Sixteen months after Cyclone Amphan, Rashmi* is still picking up the pieces of her life and wondering how did everything go so wrong.
“First the pandemic hit us and then Amphan. During the pandemic my husband who worked as a rickshaw puller lost his job and has been unable to find employment here since.
After Amphan hit, our bamboo hut drowned.
“We fled in just the tattered clothes we were wearing at that time. We tried to grab whatever we could in our hands when the floodwaters came. But there was not much that could be saved, she said.
They are still living in a plastic tent.
And her young daughter is far from being secure in her marital home.
The mental harassment began soon after the marriage, she said.
“When my daughter heard her husband was sending her away to someone’s house she grew suspicious and contacted her family following which her husband was arrested and is still under custody,” Rashmi* said.
To add to their continuing trauma, it has been raining incessantly in the last few days.
“The land we are on might submerge completely in water again. We don’t know where we will move then.”
Cyclone Amphan, which made landfall in May last year near the India-Bangladesh border, was the costliest tropical cyclone on record for the north Indian Ocean with reported economic losses in India of approximately USD 14 billion.
It resulted in the displacement of 2.4 million people in India, mostly in West Bengal and Odisha, a flagship UN report had said.
The Sundarbans region, which holds a vast mangrove forest, is said to be one of the worst affected regions in India due to climate change.
It is largely situated in the South 24 Parganas districts at the southern end of West Bengal.
Anindit Roy Chowdhury, director of Programmes and Policy at Save the Children India, said it has been seen that climate change leading to natural disaster, migration and agrarian crisis has pushed more families into economic distress and increased the vulnerability of girls.
“The investment on girl child education and food shortage is affected and many families get their children (particularly girls) married.
Working in the field, we have observed families making decisions about getting girl child married particularly in high risk disaster zones anticipating crisis in the household,” he said.
Sometimes, the young girls themselves take the decision to move out of their parental homes.
Like 16-year-old Esha* who decided to run away with a boy in July last year and is now back home, scarred perhaps for life.
“He promised her a good life. He even said he will ensure she resumes her studies which she left when she was 10 because we were too poor.
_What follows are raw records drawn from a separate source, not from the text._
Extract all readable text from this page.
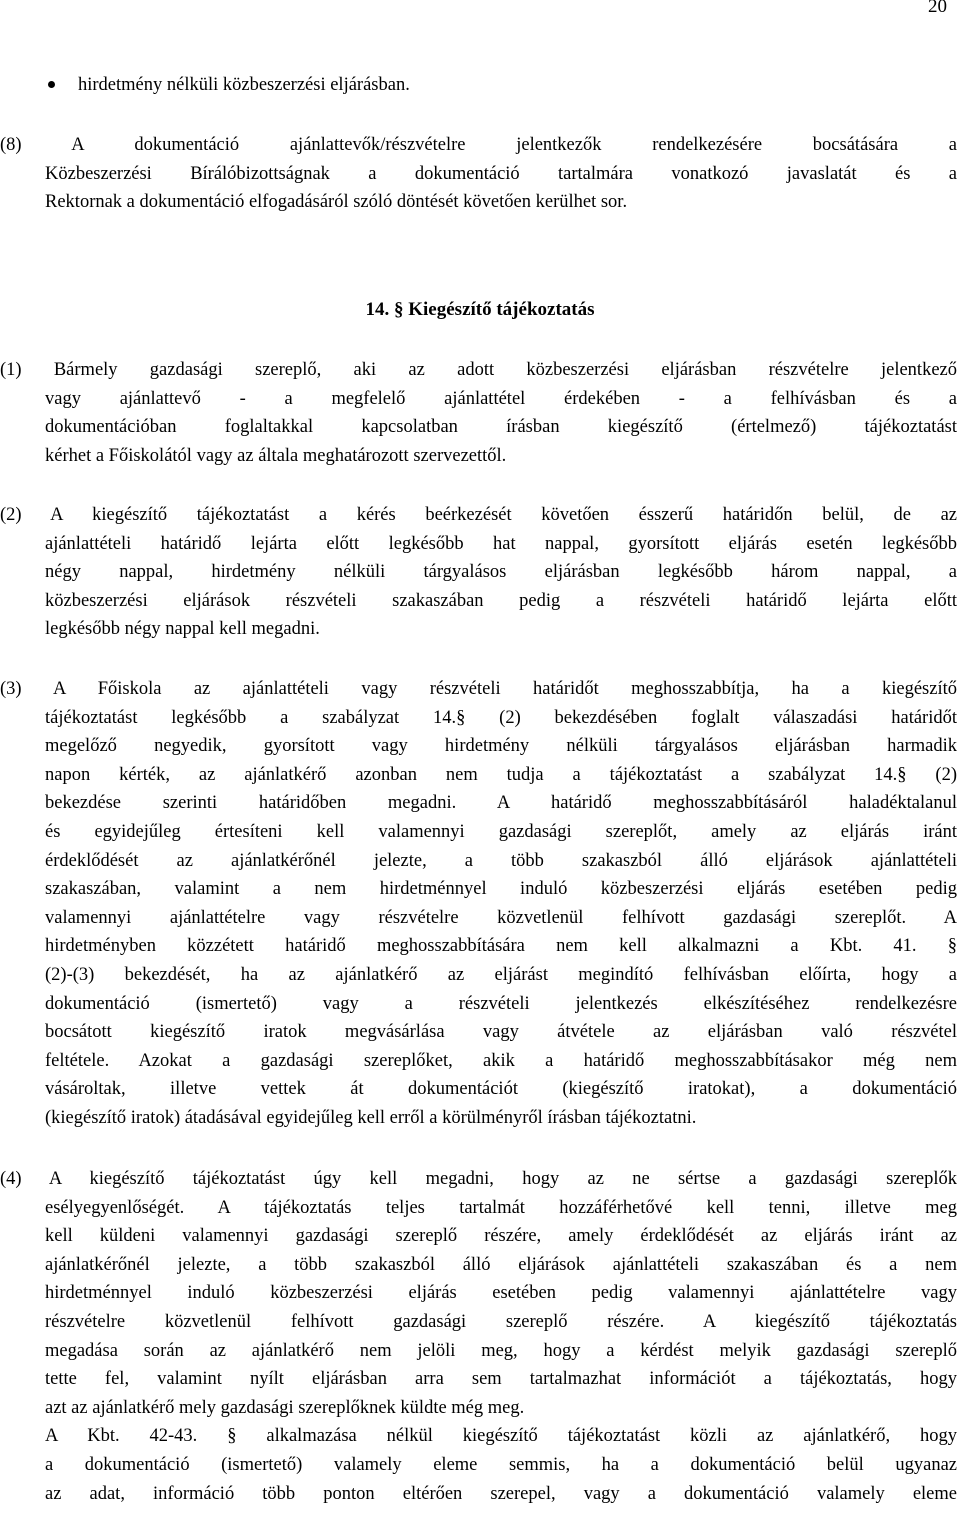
20
hirdetmény nélküli közbeszerzési eljárásban.
(8) A dokumentáció ajánlattevők/részvételre jelentkezők rendelkezésére bocsátására a
Közbeszerzési Bírálóbizottságnak a dokumentáció tartalmára vonatkozó javaslatát és a
Rektornak a dokumentáció elfogadásáról szóló döntését követően kerülhet sor.
14. § Kiegészítő tájékoztatás
(1) Bármely gazdasági szereplő, aki az adott közbeszerzési eljárásban részvételre jelentkező
vagy ajánlattevő - a megfelelő ajánlattétel érdekében - a felhívásban és a
dokumentációban foglaltakkal kapcsolatban írásban kiegészítő (értelmező) tájékoztatást
kérhet a Főiskolától vagy az általa meghatározott szervezettől.
(2) A kiegészítő tájékoztatást a kérés beérkezését követően ésszerű határidőn belül, de az
ajánlattételi határidő lejárta előtt legkésőbb hat nappal, gyorsított eljárás esetén legkésőbb
négy nappal, hirdetmény nélküli tárgyalásos eljárásban legkésőbb három nappal, a
közbeszerzési eljárások részvételi szakaszában pedig a részvételi határidő lejárta előtt
legkésőbb négy nappal kell megadni.
(3) A Főiskola az ajánlattételi vagy részvételi határidőt meghosszabbítja, ha a kiegészítő
tájékoztatást legkésőbb a szabályzat 14.§ (2) bekezdésében foglalt válaszadási határidőt
megelőző negyedik, gyorsított vagy hirdetmény nélküli tárgyalásos eljárásban harmadik
napon kérték, az ajánlatkérő azonban nem tudja a tájékoztatást a szabályzat 14.§ (2)
bekezdése szerinti határidőben megadni. A határidő meghosszabbításáról haladéktalanul
és egyidejűleg értesíteni kell valamennyi gazdasági szereplőt, amely az eljárás iránt
érdeklődését az ajánlatkérőnél jelezte, a több szakaszból álló eljárások ajánlattételi
szakaszában, valamint a nem hirdetménnyel induló közbeszerzési eljárás esetében pedig
valamennyi ajánlattételre vagy részvételre közvetlenül felhívott gazdasági szereplőt. A
hirdetményben közzétett határidő meghosszabbítására nem kell alkalmazni a Kbt. 41. §
(2)-(3) bekezdését, ha az ajánlatkérő az eljárást megindító felhívásban előírta, hogy a
dokumentáció (ismertető) vagy a részvételi jelentkezés elkészítéséhez rendelkezésre
bocsátott kiegészítő iratok megvásárlása vagy átvétele az eljárásban való részvétel
feltétele. Azokat a gazdasági szereplőket, akik a határidő meghosszabbításakor még nem
vásároltak, illetve vettek át dokumentációt (kiegészítő iratokat), a dokumentáció
(kiegészítő iratok) átadásával egyidejűleg kell erről a körülményről írásban tájékoztatni.
(4) A kiegészítő tájékoztatást úgy kell megadni, hogy az ne sértse a gazdasági szereplők
esélyegyenlőségét. A tájékoztatás teljes tartalmát hozzáférhetővé kell tenni, illetve meg
kell küldeni valamennyi gazdasági szereplő részére, amely érdeklődését az eljárás iránt az
ajánlatkérőnél jelezte, a több szakaszból álló eljárások ajánlattételi szakaszában és a nem
hirdetménnyel induló közbeszerzési eljárás esetében pedig valamennyi ajánlattételre vagy
részvételre közvetlenül felhívott gazdasági szereplő részére. A kiegészítő tájékoztatás
megadása során az ajánlatkérő nem jelöli meg, hogy a kérdést melyik gazdasági szereplő
tette fel, valamint nyílt eljárásban arra sem tartalmazhat információt a tájékoztatás, hogy
azt az ajánlatkérő mely gazdasági szereplőknek küldte még meg.
A Kbt. 42-43. § alkalmazása nélkül kiegészítő tájékoztatást közli az ajánlatkérő, hogy
a dokumentáció (ismertető) valamely eleme semmis, ha a dokumentáció belül ugyanaz
az adat, információ több ponton eltérően szerepel, vagy a dokumentáció valamely eleme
Who will marry her now? her mother asked.
Esha* lost her home in the recent floods and has returned because she sensed a change in the husband’s’ behaviour and was scared he would abused her and traffic her.
Kakali Das, assistant secretary at GGBK, said there are many instances of girls being married as soon as they are physically developed.
Every second day it is seen that some underage girl is getting married in the region. People are so poverty stricken in this area, especially because of pandemic and climate change, that they just want to get their child married as soon as possible so they have one responsibility less,” Das said.
Child marriage is a marriage in which either the woman is below the age of 18 or the man is below the age of 21.
Dr Namita Jain, consultant, obstetrics & gynaecology, Paras Hospitals, Gurugram, said child marriage can have detrimental impact on a girl child’s health both physical and mental health.
“Exposure to sexual intercourse at a young age when they are not physically and emotionally ready, predisposes them to sexually transmitted infection, gender-based violence (GBV).
and unwanted pregnancies.
Child marriage is one of the key drivers of adolescent pregnancy which carries serious health risks,” she said.
According to an analysis released by UNICEF in March this year, 10 million additional child marriages may occur before the end of the decade due to COVID-19.
(*Names changed to protect identity).